In another part of the world, almost by coincidence, the brand Gap broke a campaign in the UK on February 27, featuring Nigerian US-based model, Adaora Akubilo breastfeeding her 20-month-old son, Arinze. The actual campaign had come about quite by accident when the said model started to breastfeed her son during a shooting break and someone took a few candid shots. Gap decided to convert it into an Instagram campaign, which now is being massively applauded in the UK. The Gap campaign was mentioned on Campaign UK last week.
 
This surely is different strokes for different folks.
 
In India, the entire controversy has moved onto a different stratosphere. The foremost of these is the vermillion angle.
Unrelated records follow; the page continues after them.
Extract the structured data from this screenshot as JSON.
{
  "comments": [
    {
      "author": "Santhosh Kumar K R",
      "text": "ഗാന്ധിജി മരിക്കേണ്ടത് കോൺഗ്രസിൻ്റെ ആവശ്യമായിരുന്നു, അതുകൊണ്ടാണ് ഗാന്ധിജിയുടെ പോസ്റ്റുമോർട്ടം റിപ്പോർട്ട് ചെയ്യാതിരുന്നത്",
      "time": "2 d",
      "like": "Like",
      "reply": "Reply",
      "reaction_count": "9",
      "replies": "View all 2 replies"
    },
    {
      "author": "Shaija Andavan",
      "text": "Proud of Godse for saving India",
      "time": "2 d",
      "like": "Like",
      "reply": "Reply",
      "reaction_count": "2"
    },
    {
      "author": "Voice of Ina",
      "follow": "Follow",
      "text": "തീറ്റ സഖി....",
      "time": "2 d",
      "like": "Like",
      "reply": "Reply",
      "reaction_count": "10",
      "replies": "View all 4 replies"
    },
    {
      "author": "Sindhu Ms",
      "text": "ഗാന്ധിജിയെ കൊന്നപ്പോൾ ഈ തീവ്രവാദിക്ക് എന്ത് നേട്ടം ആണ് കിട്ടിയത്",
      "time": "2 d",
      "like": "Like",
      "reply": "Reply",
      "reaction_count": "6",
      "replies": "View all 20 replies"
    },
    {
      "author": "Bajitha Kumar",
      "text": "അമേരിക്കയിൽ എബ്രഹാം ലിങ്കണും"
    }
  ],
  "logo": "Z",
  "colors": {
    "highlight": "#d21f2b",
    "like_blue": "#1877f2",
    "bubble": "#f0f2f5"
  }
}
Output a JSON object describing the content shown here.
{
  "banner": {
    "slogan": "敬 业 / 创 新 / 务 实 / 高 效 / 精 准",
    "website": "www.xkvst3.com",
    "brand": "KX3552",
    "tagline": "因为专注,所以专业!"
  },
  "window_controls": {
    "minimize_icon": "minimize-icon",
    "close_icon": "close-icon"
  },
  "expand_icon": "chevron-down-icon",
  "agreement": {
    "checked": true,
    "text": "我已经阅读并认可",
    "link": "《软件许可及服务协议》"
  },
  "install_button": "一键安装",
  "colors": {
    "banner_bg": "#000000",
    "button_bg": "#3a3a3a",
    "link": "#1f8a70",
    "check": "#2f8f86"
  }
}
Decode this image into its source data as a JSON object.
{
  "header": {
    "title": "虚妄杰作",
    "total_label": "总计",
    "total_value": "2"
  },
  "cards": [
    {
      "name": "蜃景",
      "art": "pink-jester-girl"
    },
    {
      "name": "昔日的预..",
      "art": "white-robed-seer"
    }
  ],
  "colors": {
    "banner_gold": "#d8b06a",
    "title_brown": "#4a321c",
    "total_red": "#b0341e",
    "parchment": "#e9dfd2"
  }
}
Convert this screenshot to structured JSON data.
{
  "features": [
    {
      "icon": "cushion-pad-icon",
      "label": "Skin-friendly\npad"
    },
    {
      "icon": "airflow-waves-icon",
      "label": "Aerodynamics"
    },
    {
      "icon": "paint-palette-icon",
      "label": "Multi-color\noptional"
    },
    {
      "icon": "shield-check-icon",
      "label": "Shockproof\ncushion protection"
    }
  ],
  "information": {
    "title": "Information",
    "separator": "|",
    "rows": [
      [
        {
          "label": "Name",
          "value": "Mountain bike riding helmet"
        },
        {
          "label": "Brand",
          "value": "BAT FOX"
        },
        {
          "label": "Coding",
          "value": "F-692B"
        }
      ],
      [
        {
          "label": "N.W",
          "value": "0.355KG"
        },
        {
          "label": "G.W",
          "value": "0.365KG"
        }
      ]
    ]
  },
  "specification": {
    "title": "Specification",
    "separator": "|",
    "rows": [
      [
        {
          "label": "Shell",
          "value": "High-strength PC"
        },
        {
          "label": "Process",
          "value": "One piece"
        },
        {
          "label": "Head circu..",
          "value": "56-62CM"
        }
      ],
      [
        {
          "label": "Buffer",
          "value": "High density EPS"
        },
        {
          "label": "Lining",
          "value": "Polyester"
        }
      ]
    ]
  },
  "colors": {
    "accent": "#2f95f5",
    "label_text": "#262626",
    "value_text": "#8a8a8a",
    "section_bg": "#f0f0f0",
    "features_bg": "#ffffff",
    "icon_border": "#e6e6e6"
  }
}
Model Gilu is a Christian, she is not married and is not a mother. In the cover shoot, she is made to look like a Hindu, complete with ‘sindoor’ in her ‘maang’, a ‘bindi’ on her forehead, a ‘mangalsutra’ around her neck and a ‘saree’ as her dress. So, the entire controversy has taken on religious overtones, in addition to the original breastfeeding fracas. Also, in the crossfire, is the issue whether the magazine had any right to prejudge motherhood basis being married, or divorced or being single.
 
Of course, whether the breastfeeding shot is sincere in intent, or just meant to titillate remains at the heart of the raging social media debate. On the other hand, Gap’s almost could-miss-it-in-a-blink Instagram campaign is gathering positive momentum in trade press and social media across the world. Gap is being lauded for a sensitive portrayal that helps to ‘normalize breastfeeding’. It is seen as a campaign that encourages and empowers all women to “be the woman they want to be as a friend, partner, wife, mother and voice in today’s society”. The campaign has so far attracted 33,000 likes and nearly 2,000 comments. That really is wonderful news for Gap.
 
Which brings us back to our home country. Are we too prudish? Are we too conservative? Are we looking to create issues where none exist? Perhaps, yes and no. As The Telegraph UK put it, the controversy is pregnant with “issues of taste, morality, and sensationalism”. The UK newspaper goes on to say that the “cover is a bold one for socially conservative India but the magazine’s editors said they wanted to make a statement on the ‘taboo’ that still surrounds public breastfeeding in the country”. For the record, Grihalakshmi’s campaign ‘Breastfeed freely’ is a part of its International Women’s Day celebrations and was inspired by a real 23-year-old mother known as Amritha, whose breastfeeding photo went viral, after it was shared by her husband, Biju. But, for most critics, the cover is in bad taste and can in no way play any major role in stimulating a public display of breastfeeding without social pressures.
 
Who is right and who is wrong, will now be decided by the courts in Kerala. Till then social media will continue to take sides as the controversy takes on global proportions and finds mention in media all over the world. Gap’s campaign meanwhile continues to bask in its own glory, giving it enough reason for some well-earned breast-beating!
 
(Carol Goyal is a Mumbai-based lawyer, who also writes on subjects of branding, marketing and communication.)